"An effective learning environment, and for that matter an effective creative environment, is one in which failure is OK – it's even welcomed. . . . In game theory, this is often spoken of as the 'magic circle': you enter into a realm where the rules of the real world don't apply – and typically being judged on success and failure is part of the real world. People need to feel free to try things and to learn without being judged or penalised."
This quote from the article "The seduction secrets of video game designers" stirs a lot of thought in me to be used within the classroom. A new focus in the education world is Growth Mindset vs. Fixed Mindset and that means allowing students the ability to NOT be afraid of making mistakes. School does such a great job of ingraining F= Failure, that they are afraid of the word. Games allow students to fail, over and over, without feeling penalized. They can explore and learn in a more natural way.

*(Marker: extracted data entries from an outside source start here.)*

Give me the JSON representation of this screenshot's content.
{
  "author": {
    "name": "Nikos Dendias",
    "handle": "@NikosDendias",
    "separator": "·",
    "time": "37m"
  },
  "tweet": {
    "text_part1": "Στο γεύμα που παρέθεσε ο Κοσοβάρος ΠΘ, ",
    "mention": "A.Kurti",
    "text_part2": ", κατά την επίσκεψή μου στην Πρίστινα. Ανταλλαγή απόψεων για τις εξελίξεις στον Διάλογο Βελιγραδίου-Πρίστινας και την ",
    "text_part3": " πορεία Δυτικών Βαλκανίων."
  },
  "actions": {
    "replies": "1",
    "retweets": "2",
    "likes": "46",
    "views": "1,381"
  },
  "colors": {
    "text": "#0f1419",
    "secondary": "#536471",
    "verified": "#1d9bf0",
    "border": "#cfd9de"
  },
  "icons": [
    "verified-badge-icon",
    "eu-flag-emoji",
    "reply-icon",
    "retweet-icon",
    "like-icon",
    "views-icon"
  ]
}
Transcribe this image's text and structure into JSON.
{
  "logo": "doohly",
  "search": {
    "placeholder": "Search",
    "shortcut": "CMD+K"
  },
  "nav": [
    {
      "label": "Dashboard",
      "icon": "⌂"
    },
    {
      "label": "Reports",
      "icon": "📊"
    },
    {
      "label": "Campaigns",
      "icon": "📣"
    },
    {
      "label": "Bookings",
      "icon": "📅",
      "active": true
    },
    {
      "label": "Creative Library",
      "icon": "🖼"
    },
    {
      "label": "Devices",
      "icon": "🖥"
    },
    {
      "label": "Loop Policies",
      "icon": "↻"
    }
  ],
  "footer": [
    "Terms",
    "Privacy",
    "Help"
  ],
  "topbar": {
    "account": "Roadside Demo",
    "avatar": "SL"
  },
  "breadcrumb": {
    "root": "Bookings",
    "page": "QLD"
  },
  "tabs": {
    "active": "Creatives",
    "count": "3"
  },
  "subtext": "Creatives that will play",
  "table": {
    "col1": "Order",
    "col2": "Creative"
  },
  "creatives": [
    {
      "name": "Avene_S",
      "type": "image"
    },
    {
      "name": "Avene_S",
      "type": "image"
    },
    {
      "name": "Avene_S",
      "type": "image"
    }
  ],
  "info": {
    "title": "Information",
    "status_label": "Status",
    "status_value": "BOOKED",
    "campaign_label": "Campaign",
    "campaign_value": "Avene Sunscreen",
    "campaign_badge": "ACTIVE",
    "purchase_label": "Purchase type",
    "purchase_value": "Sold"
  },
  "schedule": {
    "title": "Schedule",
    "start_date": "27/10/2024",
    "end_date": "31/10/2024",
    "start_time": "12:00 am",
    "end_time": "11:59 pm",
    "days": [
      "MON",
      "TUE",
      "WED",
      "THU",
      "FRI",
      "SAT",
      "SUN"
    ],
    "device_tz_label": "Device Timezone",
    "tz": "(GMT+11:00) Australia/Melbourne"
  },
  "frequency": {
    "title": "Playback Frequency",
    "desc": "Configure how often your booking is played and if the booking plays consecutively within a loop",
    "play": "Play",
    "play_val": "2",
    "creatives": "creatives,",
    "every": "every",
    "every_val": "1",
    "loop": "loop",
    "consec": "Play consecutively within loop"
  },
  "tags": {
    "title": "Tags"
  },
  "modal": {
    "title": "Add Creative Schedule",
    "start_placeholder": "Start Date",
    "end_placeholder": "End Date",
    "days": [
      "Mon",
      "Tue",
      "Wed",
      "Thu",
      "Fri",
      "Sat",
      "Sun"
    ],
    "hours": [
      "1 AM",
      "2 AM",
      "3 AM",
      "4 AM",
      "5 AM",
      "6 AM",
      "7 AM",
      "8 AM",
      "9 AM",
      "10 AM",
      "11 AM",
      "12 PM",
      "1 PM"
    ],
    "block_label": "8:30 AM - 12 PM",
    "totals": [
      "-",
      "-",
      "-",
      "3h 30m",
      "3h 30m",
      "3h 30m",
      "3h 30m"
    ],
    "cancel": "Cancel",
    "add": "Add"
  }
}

Giving students interesting tools, a goal, and TIME to explore and play without fear of being docked percentages or points is a game-changer *hehe* because it's so different and backwards than the traditional way school has been presented for so long.
Games also allow students to feel in control. Schools often create mini-worlds where the teacher is a dominant, all-knowing figure and students are the minions who work hard to memorize specific tasks each day. Giving students autonomy, in any way possible - not just in a gaming world, goes a long way with students. There is a joy that comes from planning, making choices, and watching the outcomes unfold. This is also a great teaching tool to prepare students for future decision-making!
Finally, games can teach the timeless mantra: practice makes progress. The more effort, dedication, and care put into a task, the better it can become. This isn't just in games- it's in all parts of life!